The Jax Brewing Company grew to become the state’s second largest brewery by the time it closed in 1956. Courtesy of the City of Jacksonville Historic Preservation Office.
From 1890 until prohibition, regional and local breweries were the real playmakers in the American brewing industry. Up until the late 1960s, Florida’s cities were home to several established regional breweries. Here’s a brief rise and fall story of six regional breweries that successfully quenched Florida’s thirst for decades before finally succumbing to the pressures of competing with large-scale national breweries.
Atlantic Brewing Company (1937 - 1954)
City: Orlando, Florida Capacity: N/A
The Atlantic Company and Lake Ivanhoe in 1939. (State Archives of Florida).

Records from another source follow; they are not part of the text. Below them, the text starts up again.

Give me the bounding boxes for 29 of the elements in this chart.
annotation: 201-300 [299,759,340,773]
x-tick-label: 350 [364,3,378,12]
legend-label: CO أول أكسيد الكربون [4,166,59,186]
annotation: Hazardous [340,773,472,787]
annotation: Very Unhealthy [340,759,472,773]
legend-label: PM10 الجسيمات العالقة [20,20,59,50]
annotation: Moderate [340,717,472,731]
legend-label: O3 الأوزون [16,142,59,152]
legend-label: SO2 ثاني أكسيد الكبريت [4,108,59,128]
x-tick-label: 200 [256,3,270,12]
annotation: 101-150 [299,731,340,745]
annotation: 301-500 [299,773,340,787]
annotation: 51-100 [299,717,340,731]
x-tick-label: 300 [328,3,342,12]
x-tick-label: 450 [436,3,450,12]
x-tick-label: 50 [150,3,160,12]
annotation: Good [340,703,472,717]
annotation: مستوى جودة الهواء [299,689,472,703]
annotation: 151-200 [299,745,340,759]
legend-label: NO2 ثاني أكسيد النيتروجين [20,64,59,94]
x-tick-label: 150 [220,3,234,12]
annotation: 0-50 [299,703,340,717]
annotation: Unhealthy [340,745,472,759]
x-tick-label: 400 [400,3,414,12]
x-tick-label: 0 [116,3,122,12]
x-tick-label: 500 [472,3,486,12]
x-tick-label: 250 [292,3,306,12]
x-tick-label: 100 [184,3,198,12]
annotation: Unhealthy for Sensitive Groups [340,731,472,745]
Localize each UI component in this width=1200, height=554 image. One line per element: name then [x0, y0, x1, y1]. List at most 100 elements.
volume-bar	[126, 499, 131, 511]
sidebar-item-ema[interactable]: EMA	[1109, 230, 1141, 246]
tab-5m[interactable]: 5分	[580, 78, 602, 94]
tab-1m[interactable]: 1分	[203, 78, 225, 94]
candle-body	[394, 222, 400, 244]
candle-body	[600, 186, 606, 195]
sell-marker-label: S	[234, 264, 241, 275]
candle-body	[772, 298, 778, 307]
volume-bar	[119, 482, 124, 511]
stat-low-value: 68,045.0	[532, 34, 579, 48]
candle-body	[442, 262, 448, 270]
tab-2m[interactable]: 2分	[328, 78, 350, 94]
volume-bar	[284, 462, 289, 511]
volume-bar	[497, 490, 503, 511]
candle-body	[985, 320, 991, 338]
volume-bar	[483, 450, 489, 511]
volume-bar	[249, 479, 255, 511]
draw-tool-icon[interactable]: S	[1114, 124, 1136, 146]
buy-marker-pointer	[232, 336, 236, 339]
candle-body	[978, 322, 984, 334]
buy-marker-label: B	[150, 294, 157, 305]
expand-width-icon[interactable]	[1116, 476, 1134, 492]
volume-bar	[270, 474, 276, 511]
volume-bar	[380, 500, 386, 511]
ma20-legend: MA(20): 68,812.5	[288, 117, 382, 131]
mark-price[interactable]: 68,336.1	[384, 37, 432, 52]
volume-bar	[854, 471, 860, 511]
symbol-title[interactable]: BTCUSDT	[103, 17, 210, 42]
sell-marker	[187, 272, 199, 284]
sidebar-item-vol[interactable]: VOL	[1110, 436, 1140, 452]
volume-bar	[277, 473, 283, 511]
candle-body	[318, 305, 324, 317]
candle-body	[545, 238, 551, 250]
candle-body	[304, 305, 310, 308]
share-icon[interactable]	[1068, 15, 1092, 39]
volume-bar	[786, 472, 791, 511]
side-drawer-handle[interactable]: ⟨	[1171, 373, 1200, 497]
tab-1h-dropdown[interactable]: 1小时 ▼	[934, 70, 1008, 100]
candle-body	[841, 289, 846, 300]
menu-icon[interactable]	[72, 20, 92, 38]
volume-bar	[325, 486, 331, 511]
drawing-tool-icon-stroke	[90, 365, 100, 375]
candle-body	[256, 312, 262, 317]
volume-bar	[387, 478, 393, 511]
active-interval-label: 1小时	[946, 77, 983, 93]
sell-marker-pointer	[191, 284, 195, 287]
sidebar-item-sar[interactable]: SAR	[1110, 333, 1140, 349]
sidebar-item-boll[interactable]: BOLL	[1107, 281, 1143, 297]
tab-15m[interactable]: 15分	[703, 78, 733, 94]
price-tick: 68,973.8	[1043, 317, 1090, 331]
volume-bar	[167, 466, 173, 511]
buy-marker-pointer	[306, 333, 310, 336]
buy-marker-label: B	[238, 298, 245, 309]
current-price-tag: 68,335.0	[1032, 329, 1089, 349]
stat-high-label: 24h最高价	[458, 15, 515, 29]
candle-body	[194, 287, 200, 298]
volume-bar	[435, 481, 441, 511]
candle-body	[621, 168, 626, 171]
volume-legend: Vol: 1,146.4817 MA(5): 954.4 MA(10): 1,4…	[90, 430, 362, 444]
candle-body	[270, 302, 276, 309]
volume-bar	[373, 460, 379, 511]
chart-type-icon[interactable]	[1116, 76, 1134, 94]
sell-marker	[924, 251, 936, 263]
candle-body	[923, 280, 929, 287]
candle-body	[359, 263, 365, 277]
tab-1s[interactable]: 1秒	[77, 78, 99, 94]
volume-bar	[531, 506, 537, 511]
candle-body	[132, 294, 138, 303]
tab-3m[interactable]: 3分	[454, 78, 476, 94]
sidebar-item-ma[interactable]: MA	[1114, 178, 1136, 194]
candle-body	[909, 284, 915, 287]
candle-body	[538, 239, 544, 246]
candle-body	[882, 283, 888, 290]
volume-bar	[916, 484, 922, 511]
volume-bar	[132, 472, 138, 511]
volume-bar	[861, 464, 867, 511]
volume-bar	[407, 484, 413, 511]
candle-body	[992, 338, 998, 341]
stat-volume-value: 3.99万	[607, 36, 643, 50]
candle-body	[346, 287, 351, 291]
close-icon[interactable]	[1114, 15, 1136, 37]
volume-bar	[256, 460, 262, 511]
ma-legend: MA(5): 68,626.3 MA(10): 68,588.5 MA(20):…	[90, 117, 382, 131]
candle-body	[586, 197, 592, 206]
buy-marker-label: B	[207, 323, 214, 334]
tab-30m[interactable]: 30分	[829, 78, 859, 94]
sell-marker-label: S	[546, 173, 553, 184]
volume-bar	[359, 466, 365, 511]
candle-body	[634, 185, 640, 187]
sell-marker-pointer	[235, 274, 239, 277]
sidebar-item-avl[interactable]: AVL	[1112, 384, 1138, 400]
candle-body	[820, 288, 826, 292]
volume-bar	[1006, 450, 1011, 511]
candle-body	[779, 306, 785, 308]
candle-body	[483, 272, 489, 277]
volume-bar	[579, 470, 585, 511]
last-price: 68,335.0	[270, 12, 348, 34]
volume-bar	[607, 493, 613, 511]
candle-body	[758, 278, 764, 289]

In 1937, with breweries already operating in Atlanta, Chattanooga, Charlotte and Norfolk, Atlanta-based Atlantic Company, opened its fifth brewery in Orlando at 1171 North Orange Avenue. During the 1940’s, the Atlantic Company became the largest regional brewer in the South. Adjacent to the Orlando Water & Light Company, both plants pumped their water out of nearby Lake Highland. Atlantic produced several beers including Atlantic Ale, Beer, Bock Steinerbru Ale, Beer, and Bock Signal Draft Beer. Their slogans during this time period included “Atlantic Ale and Beer: Full of Good Cheer” and “The Beer of the South.” According to the book “Atlanta Beer: A Heady History of Brewing in the Hub of the South,” ABC’s “long aging process and more flavorful beers placed a higher burden on their brewery than did other breweries’ technologies for mass production.” Struggling to compete with national brewers like Anheuser-Busch and Schlitz, the Orlando brewery was sold to NYC businessman Joe Rigenback in 1954. His company, Marlin Brewing Company two brands were Marlin Green Hornet Ale and Marlin White Label Beer. Two years later, the brewery was sold to Baltimore-based National Brewing Company. National closed Orlando’s brewery in 1961, relocating its operations to Miami’s Regal Brewery which it acquired from Anheuser-Busch in 1958.
Spearman Brewing Company (1933 - 1964)
City: Pensacola, Florida Capacity: 80,000 annual barrels
Penascola’s Spearman Brewing Company was founded on April 6, 1934 by Guy Spearman.Spearman decided to get into the brewing business after visiting the Carta Blanca Brewery during a trip to Monterrey, Mexico. On May 18, 1935, he opened the Spearman Brewing Company adjacent to his Crystal Ice Company ice plant at 1600 South Barrancas Avenue. The brewery included a three-story brewhouse, a two-story stock house and a bottling house capable of packaging 6,000 bottles a day. At the time, the brewery was considered to be one of the most modern of its size in the South.
Within a short drive of Pensacola’s Naval Air Station, production peaked during World War II with 150 employees brewing 80,000 barrels in 1943. The brewery’s brands were Spearman Draft Beer, Spearman Draft Ale, Spearman English-Type Ale, Spearman’s Straight Eight Beer, and Bon Premium Beer. In 1959, Spearman sold the brewery to International Breweries and went back to concentrating on his ice making business across the street. However, International Breweries’ pockets couldn’t keep the brewery from losing its edge on the Gulf Coast to major corporations like Busch and Pabst. In 1964, it closed for good, remaining abandoned until its demolition in 1987.
Southern Brewing Company (1934 - 1963)
City: Tampa, Florida Capacity: 90,000 annual barrels
Shortly after the repeal of prohibition, the Southern Brewing Company opened at 700 East Zack Street in 1934. Of interesting note, its brewing operations, which churned out 3,600 pints an hour, could be observed from the street through its large glass windows. For years, it’s Silver Bar Ale was a popular drink in taverns all across the region. During the 1940s, Southern brewed roughly 90,000 barrels a year, which is comparable to some of Florida’s largest craft brewers today.
In 1956, Detroit-based International Breweries Inc. (IBI), acquired the downtown Tampa brewery. In 1959 and 1961, Schlitz and Anhueser-Busch opened breweries in Tampa, driving down prices and saturating the local market. As a response, IBI purchased the recently closed Tampa Florida Brewery’s copyright name “Tropical” in hopes of gaining a larger share of the local beer market. However, competition from Schlitz and Anheuser-Busch proved to be too much. Unable to compete, IBI ceased operations in Tampa for good in 1963.